After some consideration, I have decided I’m going to do something new. In addition to poetry, stories, and blogging, I’m going to write book and movie reviews on my website as well. I will generally keep these reviews spoiler-free, and of course I will give a spoiler alert beforehand if I do discuss specific plot elements.
For my first review, I will discuss what is hands-down my favorite new movie I’ve seen this year: Hacksaw Ridge.
Hacksaw Ridge is, in summary, the story of a young man who decides to enlist in the army during World War II. However, this man, Desmond Doss (Andrew Garfield), is a conscientious objector: he refuses to touch a gun, arguing that he is constitutionally allowed to join the army as a combat medic without having to learn how to use a rifle. This, of course, is a very unpopular view, and Desmond meets stiff opposition from both his peers and his commanding officers. He is told, more than once, to “stop this joke” and to give in to the system, but Desmond steadfastly and respectfully refuses. Eventually, despite a near court-martialing, Desmond manages to join an army unit that is deployed in the Pacific Theatre. There, he witnesses the horrors of war firsthand as he struggles to fulfil his duty as a combat medic while also remaining true to his religious beliefs against carrying arms.

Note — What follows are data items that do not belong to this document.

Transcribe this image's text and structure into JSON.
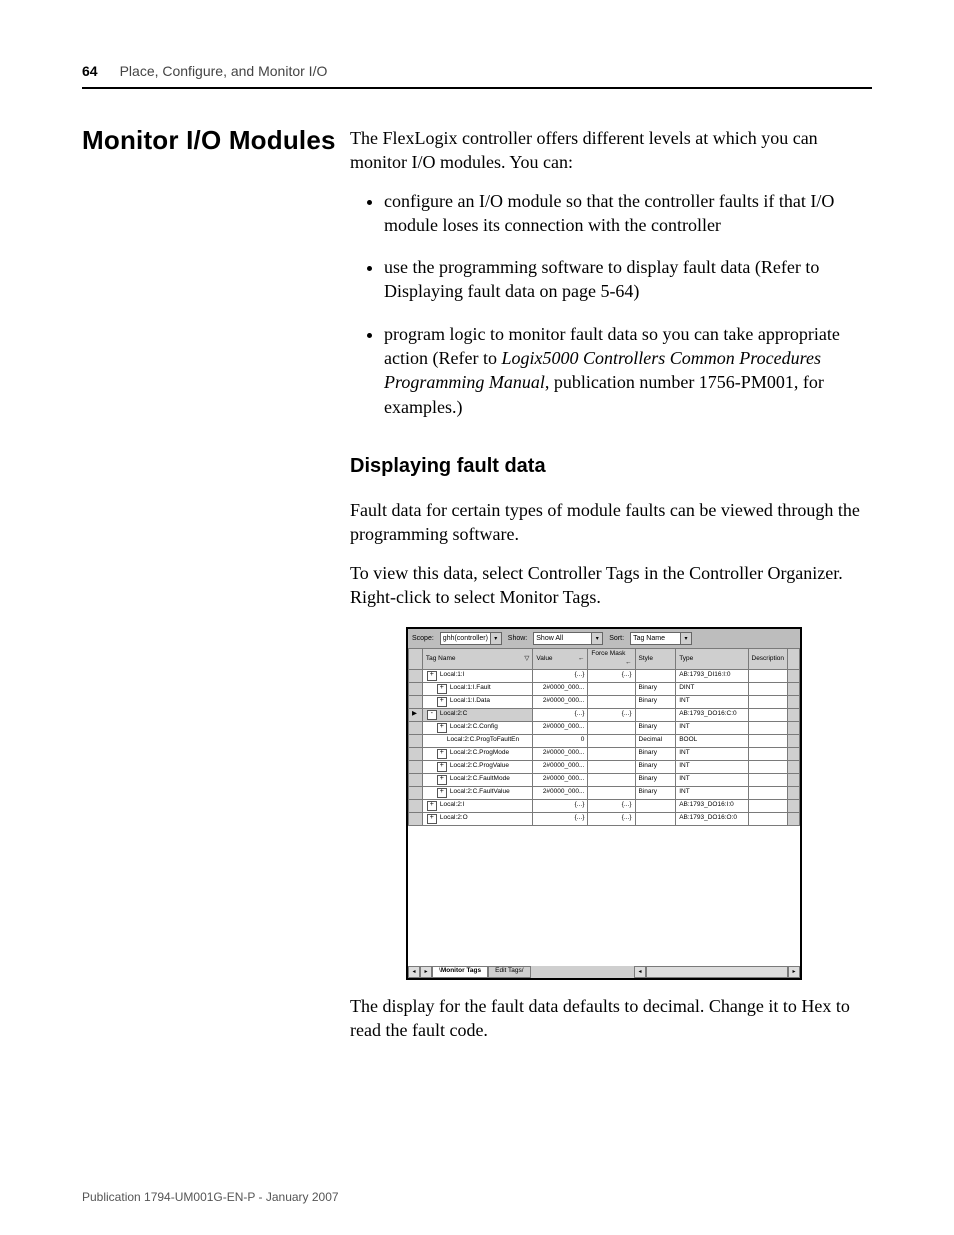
{
  "header": {
    "page_number": "64",
    "chapter": "Place, Configure, and Monitor I/O"
  },
  "section": {
    "title": "Monitor I/O Modules"
  },
  "intro": "The FlexLogix controller offers different levels at which you can monitor I/O modules. You can:",
  "bullets": [
    "configure an I/O module so that the controller faults if that I/O module loses its connection with the controller",
    "use the programming software to display fault data (Refer to Displaying fault data on page 5-64)",
    {
      "pre": "program logic to monitor fault data so you can take appropriate action (Refer to ",
      "ital": "Logix5000 Controllers Common Procedures Programming Manual",
      "post": ", publication number 1756-PM001, for examples.)"
    }
  ],
  "subheading": "Displaying fault data",
  "para1": "Fault data for certain types of module faults can be viewed through the programming software.",
  "para2": "To view this data, select Controller Tags in the Controller Organizer. Right-click to select Monitor Tags.",
  "para3": "The display for the fault data defaults to decimal. Change it to Hex to read the fault code.",
  "screenshot": {
    "toolbar": {
      "scope_label": "Scope:",
      "scope_value": "ghh(controller)",
      "show_label": "Show:",
      "show_value": "Show All",
      "sort_label": "Sort:",
      "sort_value": "Tag Name"
    },
    "columns": [
      "Tag Name",
      "Value",
      "Force Mask",
      "Style",
      "Type",
      "Description"
    ],
    "rows": [
      {
        "name": "Local:1:I",
        "value": "{...}",
        "force": "{...}",
        "style": "",
        "type": "AB:1793_DI16:I:0",
        "ind": 0,
        "sym": "+"
      },
      {
        "name": "Local:1:I.Fault",
        "value": "2#0000_000...",
        "force": "",
        "style": "Binary",
        "type": "DINT",
        "ind": 1,
        "sym": "+"
      },
      {
        "name": "Local:1:I.Data",
        "value": "2#0000_000...",
        "force": "",
        "style": "Binary",
        "type": "INT",
        "ind": 1,
        "sym": "+"
      },
      {
        "name": "Local:2:C",
        "value": "{...}",
        "force": "{...}",
        "style": "",
        "type": "AB:1793_DO16:C:0",
        "ind": 0,
        "sym": "-",
        "hl": true
      },
      {
        "name": "Local:2:C.Config",
        "value": "2#0000_000...",
        "force": "",
        "style": "Binary",
        "type": "INT",
        "ind": 1,
        "sym": "+"
      },
      {
        "name": "Local:2:C.ProgToFaultEn",
        "value": "0",
        "force": "",
        "style": "Decimal",
        "type": "BOOL",
        "ind": 2,
        "sym": ""
      },
      {
        "name": "Local:2:C.ProgMode",
        "value": "2#0000_000...",
        "force": "",
        "style": "Binary",
        "type": "INT",
        "ind": 1,
        "sym": "+"
      },
      {
        "name": "Local:2:C.ProgValue",
        "value": "2#0000_000...",
        "force": "",
        "style": "Binary",
        "type": "INT",
        "ind": 1,
        "sym": "+"
      },
      {
        "name": "Local:2:C.FaultMode",
        "value": "2#0000_000...",
        "force": "",
        "style": "Binary",
        "type": "INT",
        "ind": 1,
        "sym": "+"
      },
      {
        "name": "Local:2:C.FaultValue",
        "value": "2#0000_000...",
        "force": "",
        "style": "Binary",
        "type": "INT",
        "ind": 1,
        "sym": "+"
      },
      {
        "name": "Local:2:I",
        "value": "{...}",
        "force": "{...}",
        "style": "",
        "type": "AB:1793_DO16:I:0",
        "ind": 0,
        "sym": "+"
      },
      {
        "name": "Local:2:O",
        "value": "{...}",
        "force": "{...}",
        "style": "",
        "type": "AB:1793_DO16:O:0",
        "ind": 0,
        "sym": "+"
      }
    ],
    "tabs": {
      "active": "Monitor Tags",
      "inactive": "Edit Tags"
    }
  },
  "footer": "Publication 1794-UM001G-EN-P - January 2007"
}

Throughout the movie, there are several powerful moments that I keep coming back to and pondering. During the court martial scene, Desmond is asked why he is so intent on serving, and gives a powerful reply that never ceases to give me chills:
“It isn’t right that other men should fight and die, that I would just be sittin’ at home safe. I need to serve … while everybody else is takin’ life I’m gonna be savin’ it. With the world so set on tearin’ itself apart, it don’t seem like such a bad thing to me to want to put a little bit of it back together.”
The film is excellent on all accords. The characters are believable and well-developed, the acting is excellent, and the dialogue is well-written. The story takes the viewer on an emotional journey. There were moments of comedy, especially in the character of Sergeant Howell (Vince Vaughn); moments of heart-wrenching bittersweet tension with Desmond’s father (Hugo Weaving); scenes of tender affection between Desmond and his fellow soldiers; and an overarching theme of the gruesomeness of war. A word of warning: Hacksaw Ridge does not downplay the horrors of war, and there are frequent grotesque images. Since Desmond is a combat medic, a lot more focus is placed into the injuries of the wounded than in other war films, and as such, there are many visceral scenes. As much as I love the movie, I will say that it is not for those with a weak stomach.
I really have no complaints with this film. Admittedly, Desmond’s relationship with Dorothy Schutte (Teresa Palmer) is a bit rushed. But honestly, when isn’t a relationship rushed in a two-hour movie? For the story to fit into the constraints of a two-hour film, Desmond’s and Dorothy’s relationship has to be established early on, and considering this, I think that the relationship is handled well and is well-written.
I have only watched the movie twice, but both times, I have laughed, cried (and cried…and cried), and found myself in a deeply reflective state. It is not a lighthearted movie, but it is incredibly good. I highly encourage you to watch this film. All around, I’d have to say that Hacksaw Ridge is a solid ten out of ten.